Even when I'm not dealing with a hip re-replacement, I am still the Commander-In-Chief of AwkwardLand. I mean, if someone's going to accidentally light their hair on fire or fall and headbutt someone while trying to give them a hug, it's going to be me. When you add crutches, 16-hour work days, sleep deprivation, alcohol, a diet composed nearly entirely of coffee and the world's largest ass cushion into the equation, I basically become the Ultimate Grand Supreme Champion of Awkwardness and General Ridiculousity.
That was me at the 2010 World Wheelchair Rugby Championships, where I've been for the past few weeks working on the communications team. I've extolled the virtues of wheelchair rugby on this blog before and it's hard to describe the 2010WWRC with any other word but "awesome." Awesome rugby. Awesome people.
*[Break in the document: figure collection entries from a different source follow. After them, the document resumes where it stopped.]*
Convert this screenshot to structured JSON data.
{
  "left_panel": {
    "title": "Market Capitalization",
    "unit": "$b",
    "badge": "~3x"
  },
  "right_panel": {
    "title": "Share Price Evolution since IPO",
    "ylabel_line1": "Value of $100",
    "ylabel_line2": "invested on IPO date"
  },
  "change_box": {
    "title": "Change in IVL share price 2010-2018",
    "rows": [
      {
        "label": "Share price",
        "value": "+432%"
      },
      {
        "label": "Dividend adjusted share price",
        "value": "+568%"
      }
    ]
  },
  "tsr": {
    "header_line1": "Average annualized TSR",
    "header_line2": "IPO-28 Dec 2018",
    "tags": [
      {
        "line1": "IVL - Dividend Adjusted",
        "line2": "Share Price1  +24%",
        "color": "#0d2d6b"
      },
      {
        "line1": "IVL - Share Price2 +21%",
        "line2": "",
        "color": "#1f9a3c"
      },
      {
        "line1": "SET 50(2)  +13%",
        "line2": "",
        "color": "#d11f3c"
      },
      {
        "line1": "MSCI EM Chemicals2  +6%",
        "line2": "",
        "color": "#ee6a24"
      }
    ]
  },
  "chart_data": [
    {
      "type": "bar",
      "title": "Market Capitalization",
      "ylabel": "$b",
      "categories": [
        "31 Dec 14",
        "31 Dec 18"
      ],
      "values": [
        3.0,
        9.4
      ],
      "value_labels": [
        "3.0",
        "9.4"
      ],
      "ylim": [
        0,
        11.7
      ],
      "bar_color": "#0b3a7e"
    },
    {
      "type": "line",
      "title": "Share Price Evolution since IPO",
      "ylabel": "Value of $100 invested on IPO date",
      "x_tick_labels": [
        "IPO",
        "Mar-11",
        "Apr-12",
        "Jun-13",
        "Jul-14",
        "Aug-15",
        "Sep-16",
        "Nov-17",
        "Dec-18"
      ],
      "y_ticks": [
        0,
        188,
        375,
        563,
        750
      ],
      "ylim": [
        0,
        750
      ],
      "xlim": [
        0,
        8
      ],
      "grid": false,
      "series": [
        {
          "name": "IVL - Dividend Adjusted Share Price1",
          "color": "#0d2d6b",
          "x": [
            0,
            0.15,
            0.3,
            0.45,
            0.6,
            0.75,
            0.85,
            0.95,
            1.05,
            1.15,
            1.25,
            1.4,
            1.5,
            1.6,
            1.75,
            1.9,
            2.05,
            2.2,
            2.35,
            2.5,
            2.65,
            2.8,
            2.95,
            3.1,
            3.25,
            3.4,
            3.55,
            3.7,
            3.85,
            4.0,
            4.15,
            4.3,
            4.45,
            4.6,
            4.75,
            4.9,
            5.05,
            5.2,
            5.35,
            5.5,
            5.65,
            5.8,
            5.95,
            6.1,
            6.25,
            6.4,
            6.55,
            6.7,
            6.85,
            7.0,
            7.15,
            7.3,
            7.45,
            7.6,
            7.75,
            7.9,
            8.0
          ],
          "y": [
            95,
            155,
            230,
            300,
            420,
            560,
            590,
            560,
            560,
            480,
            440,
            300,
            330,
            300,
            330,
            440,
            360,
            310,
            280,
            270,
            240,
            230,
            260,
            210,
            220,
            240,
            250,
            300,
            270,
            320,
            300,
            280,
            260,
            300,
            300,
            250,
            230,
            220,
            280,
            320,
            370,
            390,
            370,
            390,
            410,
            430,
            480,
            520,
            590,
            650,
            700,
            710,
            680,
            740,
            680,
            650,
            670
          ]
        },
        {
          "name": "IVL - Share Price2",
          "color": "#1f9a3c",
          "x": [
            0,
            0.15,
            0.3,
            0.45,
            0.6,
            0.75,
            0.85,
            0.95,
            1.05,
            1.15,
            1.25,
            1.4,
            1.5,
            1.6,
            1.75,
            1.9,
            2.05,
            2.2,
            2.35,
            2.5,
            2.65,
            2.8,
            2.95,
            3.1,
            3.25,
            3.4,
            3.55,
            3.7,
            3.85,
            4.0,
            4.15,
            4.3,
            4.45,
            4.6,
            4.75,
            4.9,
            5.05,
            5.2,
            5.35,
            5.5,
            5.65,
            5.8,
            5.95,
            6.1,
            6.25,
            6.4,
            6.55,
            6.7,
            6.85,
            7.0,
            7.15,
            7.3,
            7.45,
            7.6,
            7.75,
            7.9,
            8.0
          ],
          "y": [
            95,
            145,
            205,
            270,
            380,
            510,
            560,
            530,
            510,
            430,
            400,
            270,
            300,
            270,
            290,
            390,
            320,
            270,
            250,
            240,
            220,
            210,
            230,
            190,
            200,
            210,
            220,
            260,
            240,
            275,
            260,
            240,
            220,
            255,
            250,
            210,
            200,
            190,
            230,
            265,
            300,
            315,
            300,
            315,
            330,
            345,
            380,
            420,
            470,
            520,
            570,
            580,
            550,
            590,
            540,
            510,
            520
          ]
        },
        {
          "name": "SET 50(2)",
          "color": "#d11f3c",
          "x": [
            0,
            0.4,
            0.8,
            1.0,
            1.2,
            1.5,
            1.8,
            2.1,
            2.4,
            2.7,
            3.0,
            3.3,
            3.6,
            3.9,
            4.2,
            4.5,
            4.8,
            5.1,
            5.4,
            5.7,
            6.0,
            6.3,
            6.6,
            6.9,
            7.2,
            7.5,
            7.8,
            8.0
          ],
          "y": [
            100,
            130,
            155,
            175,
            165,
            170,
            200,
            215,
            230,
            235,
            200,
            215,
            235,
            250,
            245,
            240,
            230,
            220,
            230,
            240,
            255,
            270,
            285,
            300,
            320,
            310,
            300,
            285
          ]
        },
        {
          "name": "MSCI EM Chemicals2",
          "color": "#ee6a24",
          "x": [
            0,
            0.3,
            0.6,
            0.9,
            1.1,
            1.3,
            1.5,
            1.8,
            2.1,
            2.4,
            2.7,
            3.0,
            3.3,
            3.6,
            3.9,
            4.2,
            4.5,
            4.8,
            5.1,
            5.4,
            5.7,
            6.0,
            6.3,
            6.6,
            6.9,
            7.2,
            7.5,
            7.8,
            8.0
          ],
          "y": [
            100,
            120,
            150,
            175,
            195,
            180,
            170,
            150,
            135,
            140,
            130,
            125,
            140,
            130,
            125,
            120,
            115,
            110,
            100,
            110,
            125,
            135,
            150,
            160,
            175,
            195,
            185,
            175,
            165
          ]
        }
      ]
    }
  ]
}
Awesome event. Oh, and free Starbucks. Sweet, sweet Starbucks.
But while I'm a huge fan of wheelchair rugby, I can't say that my Freaky Cyborg Hip was too terribly impressed. The most painful part of recovery is clearly over, but the hip replacement provided endless opportunities for annoyance. It doesn't help that I have the patience of a sugar-high toddler or that I'd spent the past 6 weeks in bed eating frozen grapes and was not exactly used to being out and about.
The really strange part of having a hip replacement is that there are certain things that you physically could do (bending, twisting, crossing legs, etc), but you're not allowed to do them for fear of dislocation. After a few 16-hour work days and (let's be honest) a beer or two, the list of what you are and are not allowed to do becomes a little fuzzy around the edges and you can barely remember your name, let alone whether your air guitar rendition of "Living on a Prayer" is hip-replacement kosher or where you left your damn ass cushion.
Mostly, however, the problem was less pain and more annoyance. Annoyance at trying to balance crutches, an ass cushion and a tray full of Starbucks. Annoyance at having to call my friend C. to come pull my car out of the parking lot after some douche-kabob in an SUV parked so close to me that I couldn't open my door enough to get my left leg in. Annoyance at having to cruise the parking lot for a corner spot to prevent people from parking too close, being unable to find one, and having to park in the wheelchair parking and endure major side-eye from quadriplegics (and rightfully so). Annoyance at every well-intentioned volunteer or passerby or hotel staff who used the phrase "Gosh, you're really good on those there crutches! Bet you could beat me in a race!" or "What did you do to yourself? Sprain your ankle?" Annoyance at having to install a raised toilet seat in our hotel room, thereby turning the bathroom into a death trap for my poor roommate Shelley. Annoyance at trying to "dance" (translation: "moving my knee roughly in time to the music while waving my hands as if trying to put out a fire") on crutches.
That said, I think the trial-by-fire of the 2010WWRC ended up being good for the hip. Every day, the swelling actually reduced and the pain got less. It's also hard to remember you're in pain when you're having such a good time and when you have awesome friends who fly all the way from Illinois to party at the 2010WWRC and who generally rock your world. Besides, am I really going to complain about a semi-detached ass in a room full of quadriplegics?